The Machattan pride was also sighted several times around the camp and one of the Timbavati males was seen soliciting one of the females. We are not sure if anything will come of this episode but if anything does, it could mean that we will have new lion cubs in the not so distant future. We will keep you posted on any new developments
As with the majority of all our reports we start this one no different to the others with regards to the leopard entry. Rockfig Jnr Leopardess claims this space every time. She is doing fantastic and her two cubs are developing well. They are slowly acquiring the skill of becoming teenage leopards. It is not uncommon to find them playing and exploring on their own while mom is away and we have even seen them stalking other large herbivores like kudu and impala. The joy of youth as they exude confidence. At 6 months old they are already showing the necessary skills of an adult and independent leopard. It always surprises me that such a small animal can develop and learn so quickly the skills necessary to survive in the bush and it is no surprise that at 18 months after being born they become independent animals. Compare this to a lion cub in a pride that has a lot more support and will only show the initiative to hunt at the age of 2-3.

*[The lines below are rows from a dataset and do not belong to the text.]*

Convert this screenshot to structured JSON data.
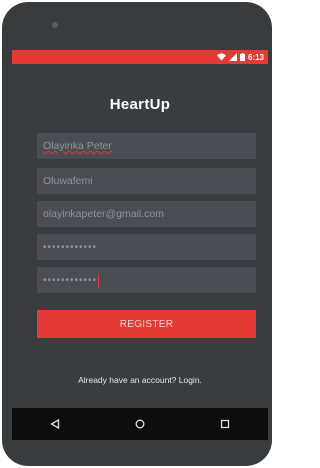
{
  "status_bar": {
    "time": "6:13",
    "icons": [
      "wifi-icon",
      "signal-icon",
      "battery-icon"
    ]
  },
  "app": {
    "title": "HeartUp"
  },
  "form": {
    "first_name": "Olayinka Peter",
    "last_name": "Oluwafemi",
    "email": "olayinkapeter@gmail.com",
    "password": "••••••••••••",
    "confirm_password": "••••••••••••",
    "register_label": "REGISTER",
    "login_prompt": "Already have an account? Login."
  },
  "nav_bar": {
    "buttons": [
      "back-icon",
      "home-icon",
      "recents-icon"
    ]
  },
  "colors": {
    "accent": "#e53935",
    "background": "#3b3c3f",
    "field": "#4a4d53"
  }
}
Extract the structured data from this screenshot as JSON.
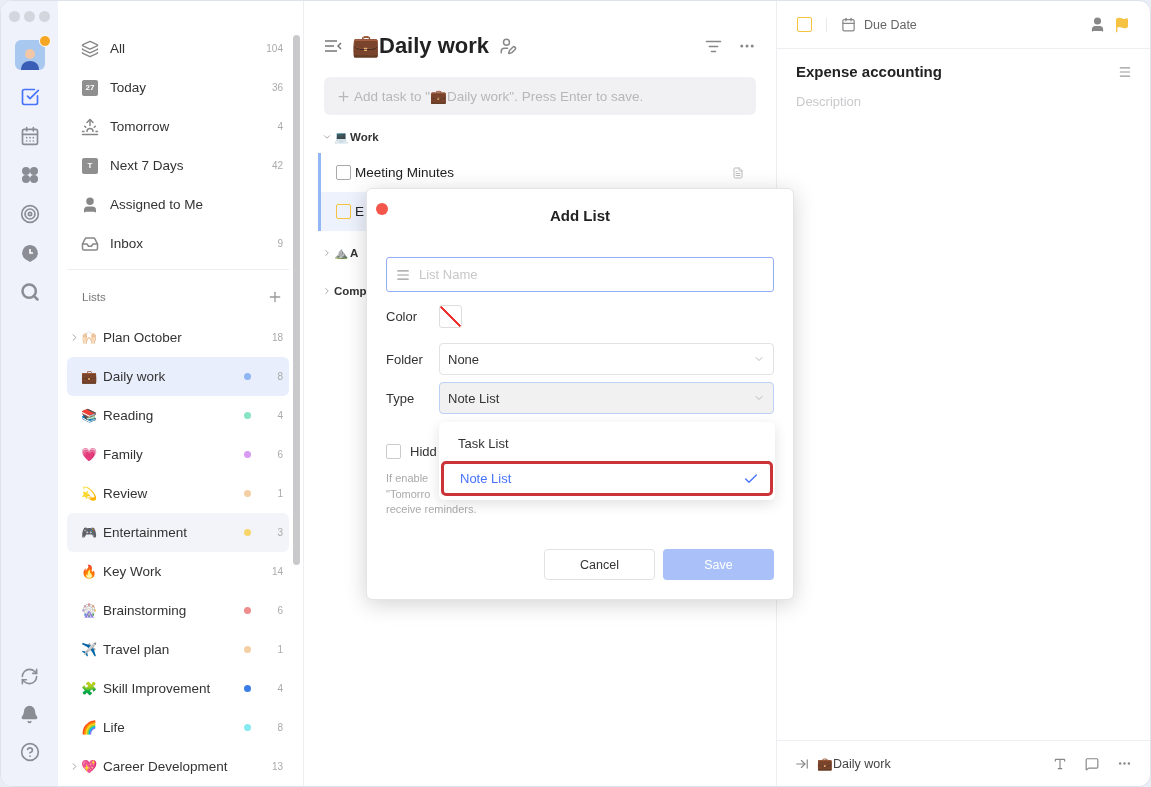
{
  "rail": {
    "items": [
      {
        "kind": "tasks",
        "selected": true
      },
      {
        "kind": "calendar",
        "selected": false
      },
      {
        "kind": "grid",
        "selected": false
      },
      {
        "kind": "target",
        "selected": false
      },
      {
        "kind": "clock",
        "selected": false
      },
      {
        "kind": "search",
        "selected": false
      }
    ],
    "bottom": [
      {
        "kind": "sync"
      },
      {
        "kind": "bell"
      },
      {
        "kind": "help"
      }
    ]
  },
  "sidebar": {
    "smart_lists": [
      {
        "kind": "all",
        "label": "All",
        "count": "104"
      },
      {
        "kind": "today",
        "label": "Today",
        "count": "36",
        "icon_text": "27"
      },
      {
        "kind": "tomorrow",
        "label": "Tomorrow",
        "count": "4"
      },
      {
        "kind": "week",
        "label": "Next 7 Days",
        "count": "42",
        "icon_text": "T"
      },
      {
        "kind": "assigned",
        "label": "Assigned to Me"
      },
      {
        "kind": "inbox",
        "label": "Inbox",
        "count": "9"
      }
    ],
    "lists_heading": "Lists",
    "lists": [
      {
        "emoji": "🙌🏻",
        "name": "Plan October",
        "count": "18",
        "expandable": true,
        "selected": false,
        "hovered": false
      },
      {
        "emoji": "💼",
        "name": "Daily work",
        "count": "8",
        "color": "#8fb5f5",
        "expandable": false,
        "selected": true,
        "hovered": false
      },
      {
        "emoji": "📚",
        "name": "Reading",
        "count": "4",
        "color": "#86e3c6",
        "expandable": false,
        "selected": false,
        "hovered": false
      },
      {
        "emoji": "💗",
        "name": "Family",
        "count": "6",
        "color": "#d99af2",
        "expandable": false,
        "selected": false,
        "hovered": false
      },
      {
        "emoji": "💫",
        "name": "Review",
        "count": "1",
        "color": "#f5cfa4",
        "expandable": false,
        "selected": false,
        "hovered": false
      },
      {
        "emoji": "🎮",
        "name": "Entertainment",
        "count": "3",
        "color": "#f8d56b",
        "expandable": false,
        "selected": false,
        "hovered": true
      },
      {
        "emoji": "🔥",
        "name": "Key Work",
        "count": "14",
        "expandable": false,
        "selected": false,
        "hovered": false
      },
      {
        "emoji": "🎡",
        "name": "Brainstorming",
        "count": "6",
        "color": "#ef8d8d",
        "expandable": false,
        "selected": false,
        "hovered": false
      },
      {
        "emoji": "✈️",
        "name": "Travel plan",
        "count": "1",
        "color": "#f5cfa4",
        "expandable": false,
        "selected": false,
        "hovered": false
      },
      {
        "emoji": "🧩",
        "name": "Skill Improvement",
        "count": "4",
        "color": "#3b7de8",
        "expandable": false,
        "selected": false,
        "hovered": false
      },
      {
        "emoji": "🌈",
        "name": "Life",
        "count": "8",
        "color": "#84eaf0",
        "expandable": false,
        "selected": false,
        "hovered": false
      },
      {
        "emoji": "💖",
        "name": "Career Development",
        "count": "13",
        "expandable": true,
        "selected": false,
        "hovered": false
      }
    ]
  },
  "tasks": {
    "title": "💼Daily work",
    "add_placeholder": "Add task to \"💼Daily work\". Press Enter to save.",
    "sections": [
      {
        "emoji": "💻",
        "name": "Work",
        "expanded": true,
        "tasks": [
          {
            "title": "Meeting Minutes",
            "selected": false,
            "color": "#aaaaaa",
            "has_note": true
          },
          {
            "title": "E",
            "selected": true,
            "color": "#f5c242",
            "has_note": false
          }
        ]
      },
      {
        "emoji": "⛰️",
        "name": "A",
        "expanded": false
      },
      {
        "name": "Comp",
        "expanded": false
      }
    ]
  },
  "dialog": {
    "title": "Add List",
    "name_placeholder": "List Name",
    "color_label": "Color",
    "folder_label": "Folder",
    "folder_value": "None",
    "type_label": "Type",
    "type_value": "Note List",
    "hidden_label": "Hidd",
    "hidden_checked": false,
    "hint_lines": [
      "If enable",
      "\"Tomorro",
      "receive reminders."
    ],
    "cancel": "Cancel",
    "save": "Save",
    "save_disabled": true,
    "type_menu": [
      {
        "label": "Task List",
        "selected": false
      },
      {
        "label": "Note List",
        "selected": true
      }
    ]
  },
  "detail": {
    "checked": false,
    "color": "#f5c242",
    "due_date": "Due Date",
    "flagged": true,
    "title": "Expense accounting",
    "description_placeholder": "Description",
    "list_name": "💼Daily work"
  }
}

In my personal opinion, I have reached a conclusion after spending hundreds of hours viewing and learning about this animal that leopards are without a doubt the most adaptable, cunning, graceful and beautiful of all large wild cats in the world today.
I have managed to capture these images of Rockfig stalking a herd of impala more than a hundred meters away in the open plain at Kings Camp. Her display of concentration, power and technique was inspiring. As you can see I am addicted to this animal!
Ntombi, another one of my beautiful leopard ladies in the bush is now a proud mom for the first time having given birth to a healthy cub. We have had a few sightings of her cub but it is currently still nervous of the vehicles and we have decided to be very sensitive around her. I am not entirely sure of the sex of the cub but I suspect that it is a female. I still have not been able to capture an image of this little cub but as soon as I do i will post it on the blog.
Elephant sightings have taken a back seat in the last few weeks. During the last 3 weeks they suddenly became very scarce and to think that we have a population of over 13 050 elephants in the Great Kruger National Park. Last years census indicates 623 individuals or five percent more than the 12 427 counted last year. According to Kruger National Parks final report, of the total elephants counted, 1 816 were adult bulls and 11 234 were recorded in breeding herds. The western boundary fence, which separated Kruger from the Associated Private Nature Reserves (APNR), Sabi-Sand Game Reserve (SSGR) and other provincial nature reserves was removed in 1993. The APNR comprises the Timbavati and Klaserie Private Nature Reserves, the Umbabat PNR as well as sections of the Balule and Olifants River North game reserves. Since then elephants have moved freely between the park and these protected areas and have also been counted annually. This means we get to see a lot of elephant in our area of traversing.
Buffalo have also made a return to the Kings Camp area of traversing. These large herds are sometimes seen feeding in front of the camp while we are having breakfast, lunch and dinner.
From all the rangers and trackers of Kings Camp take care and enjoy the world cup.